Non a caso, i protagonisti non sono l’intera collettività, ma due persone: la rinascita, per quanto incerta, non comincia da progetti grandiosi o istituzionali, ma da un gesto piccolo, umano, reale.
Il linguaggio della fragilità
La poesia è dominata da un linguaggio essenziale, spezzato, frammentato. La disposizione stessa dei versi crea una sospensione, un ritmo meditativo, come se le parole faticassero a uscire dopo tanta violenza. È il linguaggio della fragilità, della domanda che non pretende risposta, ma che ha bisogno di essere posta. Il tono non è enfatico, né eroico: è discreto, sommesso, come chi parla a bassa voce, dopo aver attraversato l’irreparabile.
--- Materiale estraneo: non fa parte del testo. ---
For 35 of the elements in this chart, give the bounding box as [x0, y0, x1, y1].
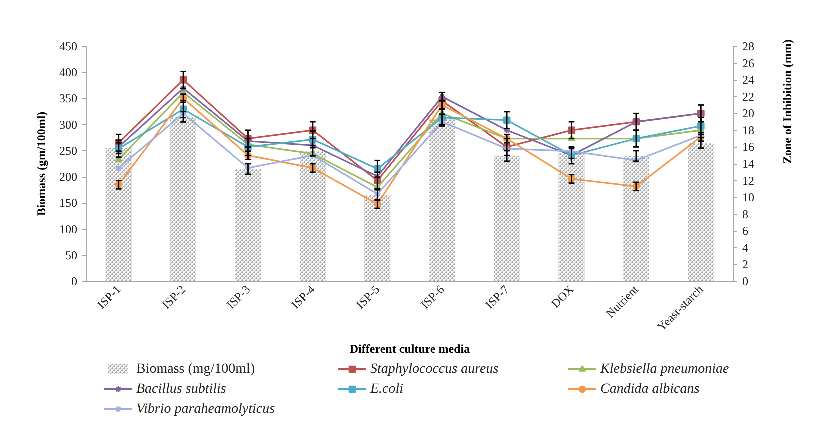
y2-tick-label: 4 [742, 240, 748, 255]
y2-tick-label: 8 [742, 207, 748, 222]
y2-tick-label: 18 [742, 123, 754, 138]
y2-tick-label: 14 [742, 157, 754, 171]
y-tick-label: 300 [60, 118, 78, 132]
y2-tick-label: 26 [742, 56, 754, 70]
y2-tick-label: 28 [742, 40, 754, 54]
legend-label: E.coli [370, 382, 404, 397]
y-tick-label: 350 [60, 92, 78, 106]
legend-label: Vibrio paraheamolyticus [136, 402, 276, 417]
y2-tick-label: 24 [742, 73, 754, 88]
y-tick-label: 150 [60, 196, 78, 210]
y2-tick-label: 12 [742, 174, 754, 188]
y2-axis-title: Zone of Inhibition (mm) [780, 40, 794, 164]
legend-label: Bacillus subtilis [136, 382, 227, 397]
legend-label: Klebsiella pneumoniae [600, 362, 730, 377]
legend-label: Candida albicans [600, 382, 700, 397]
legend-label: Staphylococcus aureus [370, 362, 500, 377]
y-axis-title: Biomass (gm/100ml) [34, 112, 48, 216]
y-tick-label: 400 [60, 66, 78, 80]
y-tick-label: 50 [66, 248, 78, 262]
y2-tick-label: 6 [742, 224, 748, 238]
y2-tick-label: 0 [742, 274, 748, 288]
legend-label: Biomass (mg/100ml) [136, 362, 256, 377]
y-tick-label: 100 [60, 222, 78, 236]
y2-tick-label: 22 [742, 90, 754, 104]
y-tick-label: 0 [72, 274, 78, 288]
x-axis-title: Different culture media [350, 342, 470, 356]
y-tick-label: 250 [60, 144, 78, 158]
y2-tick-label: 20 [742, 106, 754, 121]
y-tick-label: 200 [60, 170, 78, 184]
y2-tick-label: 16 [742, 140, 754, 154]
y2-tick-label: 10 [742, 190, 754, 205]
y-tick-label: 450 [60, 40, 78, 54]
y2-tick-label: 2 [742, 258, 748, 272]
Questa modalità espressiva è tipica della poetica di Sereni, che rifiuta ogni retorica, anche quella del dolore, per costruire un discorso lirico e umano dove l’essenziale trova spazio tra i silenzi e le omissioni.
Una speranza cauta
In definitiva, i versi iniziali di “Domenica dopo la guerra” offrono una visione cautamente speranzosa della condizione umana nel dopoguerra. Non c’è trionfalismo, ma neanche disperazione. La domanda finale resta aperta: il mare-deserto potrà rifiorire? Sereni non risponde. Lascia che siano i lettori a completare, ciascuno nel proprio vissuto, quel movimento poetico.
Nella sua semplicità, la poesia tocca corde profonde: la solitudine dell’uomo, il bisogno di legami, la forza dell’incontro, la possibilità di riscatto anche dopo le catastrofi. In un tempo come il nostro, segnato da nuove guerre e nuove ferite, queste parole di Sereni continuano a parlarci, a suggerire che forse, se ci ritroviamo, se ci riconosciamo, il deserto del mare può rifiorire. Anche oggi.